The Web sites of several major companies have fallen victim to IFRAME injection attacks thereby placing customers at risk and revealing a huge lack of adequate application security.
According to security researcher, Dancho Danchev, who originally discovered the outbreak two weeks ago, the number of affected pages could now number well over 1 million.
Recent high profile victims with heavily trafficked Web sites include ABC News, USA Today, Target, Walmart, Circuit City, Sears, Forbes, JC Penny, Packard Bell, Bloomingdales, The Miami Herald, Patent Storm, Epinions, WebShots, and many others.
Danchev wrote that "Google is actively filtering the results \[and\] in fact removing the cached pages on number of domains when I last checked. \[That\] makes it both difficult to assess how many and which \[other\] sites are actually affected."

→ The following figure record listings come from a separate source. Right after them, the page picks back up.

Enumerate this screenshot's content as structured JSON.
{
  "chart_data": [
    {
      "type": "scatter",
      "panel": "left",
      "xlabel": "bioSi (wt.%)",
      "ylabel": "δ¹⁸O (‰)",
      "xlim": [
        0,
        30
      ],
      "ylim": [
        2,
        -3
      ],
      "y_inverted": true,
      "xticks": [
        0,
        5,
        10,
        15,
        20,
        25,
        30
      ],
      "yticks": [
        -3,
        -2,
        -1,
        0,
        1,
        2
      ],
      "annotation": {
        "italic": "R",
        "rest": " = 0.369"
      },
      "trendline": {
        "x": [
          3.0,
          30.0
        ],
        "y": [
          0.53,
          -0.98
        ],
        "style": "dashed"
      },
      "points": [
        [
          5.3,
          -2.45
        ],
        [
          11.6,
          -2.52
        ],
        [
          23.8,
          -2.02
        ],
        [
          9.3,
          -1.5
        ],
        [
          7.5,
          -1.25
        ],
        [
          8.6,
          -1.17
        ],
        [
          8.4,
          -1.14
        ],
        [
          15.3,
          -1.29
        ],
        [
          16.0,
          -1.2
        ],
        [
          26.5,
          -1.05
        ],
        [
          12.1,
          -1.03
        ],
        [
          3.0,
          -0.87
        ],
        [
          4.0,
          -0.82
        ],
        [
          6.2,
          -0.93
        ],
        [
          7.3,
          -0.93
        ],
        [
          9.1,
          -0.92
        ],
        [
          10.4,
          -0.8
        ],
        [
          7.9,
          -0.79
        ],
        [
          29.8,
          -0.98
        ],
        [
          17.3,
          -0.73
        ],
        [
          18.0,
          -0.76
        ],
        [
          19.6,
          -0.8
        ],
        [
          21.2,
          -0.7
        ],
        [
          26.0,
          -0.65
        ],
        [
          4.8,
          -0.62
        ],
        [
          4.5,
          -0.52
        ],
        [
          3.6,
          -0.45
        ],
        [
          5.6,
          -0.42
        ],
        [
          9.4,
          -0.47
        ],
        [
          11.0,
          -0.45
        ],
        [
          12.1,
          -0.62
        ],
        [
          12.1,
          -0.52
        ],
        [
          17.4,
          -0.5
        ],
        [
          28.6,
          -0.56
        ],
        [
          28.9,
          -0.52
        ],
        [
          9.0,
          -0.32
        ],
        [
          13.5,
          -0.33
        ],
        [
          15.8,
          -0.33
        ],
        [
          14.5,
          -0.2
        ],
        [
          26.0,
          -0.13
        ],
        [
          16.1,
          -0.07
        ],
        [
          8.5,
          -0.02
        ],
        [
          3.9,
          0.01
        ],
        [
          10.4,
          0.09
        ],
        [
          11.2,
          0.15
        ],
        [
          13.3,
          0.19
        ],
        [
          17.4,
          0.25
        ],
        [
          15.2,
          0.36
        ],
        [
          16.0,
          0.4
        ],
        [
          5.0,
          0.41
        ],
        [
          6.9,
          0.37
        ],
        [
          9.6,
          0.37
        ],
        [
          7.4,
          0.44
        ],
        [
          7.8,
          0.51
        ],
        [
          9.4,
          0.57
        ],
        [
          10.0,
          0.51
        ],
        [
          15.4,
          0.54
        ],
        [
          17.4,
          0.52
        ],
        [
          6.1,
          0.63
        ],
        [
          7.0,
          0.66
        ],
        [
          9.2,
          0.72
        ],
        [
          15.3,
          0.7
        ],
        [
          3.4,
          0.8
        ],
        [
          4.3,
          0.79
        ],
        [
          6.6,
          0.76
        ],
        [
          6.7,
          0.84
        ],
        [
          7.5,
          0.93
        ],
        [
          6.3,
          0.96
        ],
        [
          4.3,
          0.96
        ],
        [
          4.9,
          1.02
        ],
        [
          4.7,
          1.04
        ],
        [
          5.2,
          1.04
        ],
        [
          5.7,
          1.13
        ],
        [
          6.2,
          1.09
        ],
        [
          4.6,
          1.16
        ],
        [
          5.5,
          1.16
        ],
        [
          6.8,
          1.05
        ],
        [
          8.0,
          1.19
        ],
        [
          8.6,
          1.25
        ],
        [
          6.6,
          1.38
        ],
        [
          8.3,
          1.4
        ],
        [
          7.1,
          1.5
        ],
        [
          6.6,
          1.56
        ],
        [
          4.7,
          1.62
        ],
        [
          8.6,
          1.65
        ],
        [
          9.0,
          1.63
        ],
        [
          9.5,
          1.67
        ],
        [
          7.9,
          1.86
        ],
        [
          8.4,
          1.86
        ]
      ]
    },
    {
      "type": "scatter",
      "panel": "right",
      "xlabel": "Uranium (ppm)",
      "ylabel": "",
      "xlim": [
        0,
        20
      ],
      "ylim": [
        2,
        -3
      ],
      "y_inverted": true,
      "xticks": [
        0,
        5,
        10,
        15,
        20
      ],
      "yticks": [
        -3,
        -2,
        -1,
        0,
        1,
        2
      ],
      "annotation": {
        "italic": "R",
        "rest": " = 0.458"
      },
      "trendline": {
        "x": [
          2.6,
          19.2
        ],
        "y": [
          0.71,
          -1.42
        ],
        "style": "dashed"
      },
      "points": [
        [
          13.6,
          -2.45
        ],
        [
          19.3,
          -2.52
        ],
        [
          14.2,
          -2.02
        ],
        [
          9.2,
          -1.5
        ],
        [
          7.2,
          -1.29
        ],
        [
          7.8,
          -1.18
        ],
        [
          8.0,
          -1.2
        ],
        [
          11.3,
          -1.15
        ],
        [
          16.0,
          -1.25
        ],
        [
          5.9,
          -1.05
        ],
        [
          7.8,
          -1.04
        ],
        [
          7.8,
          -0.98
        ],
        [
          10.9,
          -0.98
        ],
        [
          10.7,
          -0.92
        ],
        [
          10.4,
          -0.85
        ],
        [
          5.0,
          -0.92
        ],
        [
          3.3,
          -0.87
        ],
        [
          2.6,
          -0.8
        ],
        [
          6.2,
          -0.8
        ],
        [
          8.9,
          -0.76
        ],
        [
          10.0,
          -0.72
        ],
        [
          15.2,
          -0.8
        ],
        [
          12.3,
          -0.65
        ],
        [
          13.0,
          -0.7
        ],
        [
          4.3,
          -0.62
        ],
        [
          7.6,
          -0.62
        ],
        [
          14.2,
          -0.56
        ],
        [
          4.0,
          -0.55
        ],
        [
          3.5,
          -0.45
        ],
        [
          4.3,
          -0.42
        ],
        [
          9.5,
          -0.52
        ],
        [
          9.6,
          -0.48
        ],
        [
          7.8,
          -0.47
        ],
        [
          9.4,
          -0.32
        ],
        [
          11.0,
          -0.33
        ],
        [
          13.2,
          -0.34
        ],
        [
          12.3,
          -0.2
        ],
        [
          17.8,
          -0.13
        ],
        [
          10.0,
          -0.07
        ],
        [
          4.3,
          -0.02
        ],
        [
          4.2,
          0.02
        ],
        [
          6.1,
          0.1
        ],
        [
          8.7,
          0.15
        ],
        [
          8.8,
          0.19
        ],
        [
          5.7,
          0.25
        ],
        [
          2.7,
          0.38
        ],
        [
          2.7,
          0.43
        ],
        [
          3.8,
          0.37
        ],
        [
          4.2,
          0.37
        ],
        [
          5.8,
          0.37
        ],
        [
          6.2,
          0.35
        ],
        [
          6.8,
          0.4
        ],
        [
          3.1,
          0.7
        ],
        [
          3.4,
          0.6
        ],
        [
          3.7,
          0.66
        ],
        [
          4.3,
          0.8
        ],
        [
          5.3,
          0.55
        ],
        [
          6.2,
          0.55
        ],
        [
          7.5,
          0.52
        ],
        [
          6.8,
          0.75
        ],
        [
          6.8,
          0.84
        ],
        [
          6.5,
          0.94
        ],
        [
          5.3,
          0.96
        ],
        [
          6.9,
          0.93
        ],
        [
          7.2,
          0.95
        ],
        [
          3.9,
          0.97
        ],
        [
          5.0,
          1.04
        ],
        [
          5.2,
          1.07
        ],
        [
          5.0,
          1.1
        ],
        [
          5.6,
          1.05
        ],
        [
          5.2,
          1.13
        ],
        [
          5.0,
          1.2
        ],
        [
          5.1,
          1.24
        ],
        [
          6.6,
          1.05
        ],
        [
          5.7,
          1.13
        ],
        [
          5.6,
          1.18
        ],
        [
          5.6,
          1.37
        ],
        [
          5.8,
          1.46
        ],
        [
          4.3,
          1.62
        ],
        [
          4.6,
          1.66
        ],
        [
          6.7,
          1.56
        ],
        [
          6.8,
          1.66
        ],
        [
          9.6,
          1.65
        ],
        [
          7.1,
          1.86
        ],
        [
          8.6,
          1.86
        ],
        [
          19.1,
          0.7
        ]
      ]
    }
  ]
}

The attack involves injecting specific HTML code into Web forms at vulnerable sites. The backend application code that processes those forms fails to adequately sanitize the form input, thereby allowing the injected code to become part of a subsequent Web page at the site. Those pages are then indexed by major search engines and often wind up with high page ranks in search results. Unsuspecting users visit the infected pages and become victims of whatever malicious exploits reside within the pages linked to by the IFRAMEs.
"The main \[IP addresses\] behind the IFRAMEs are still active, new pieces of malware and rogue software \[are\] introduced - hosting for which is still \[driven by the Russian Business Network\], and we're definitely going to see many other sites with high page ranks targeted by a single massive \[search engine\] poisoning in a combination with IFRAME injections," Danchev concluded.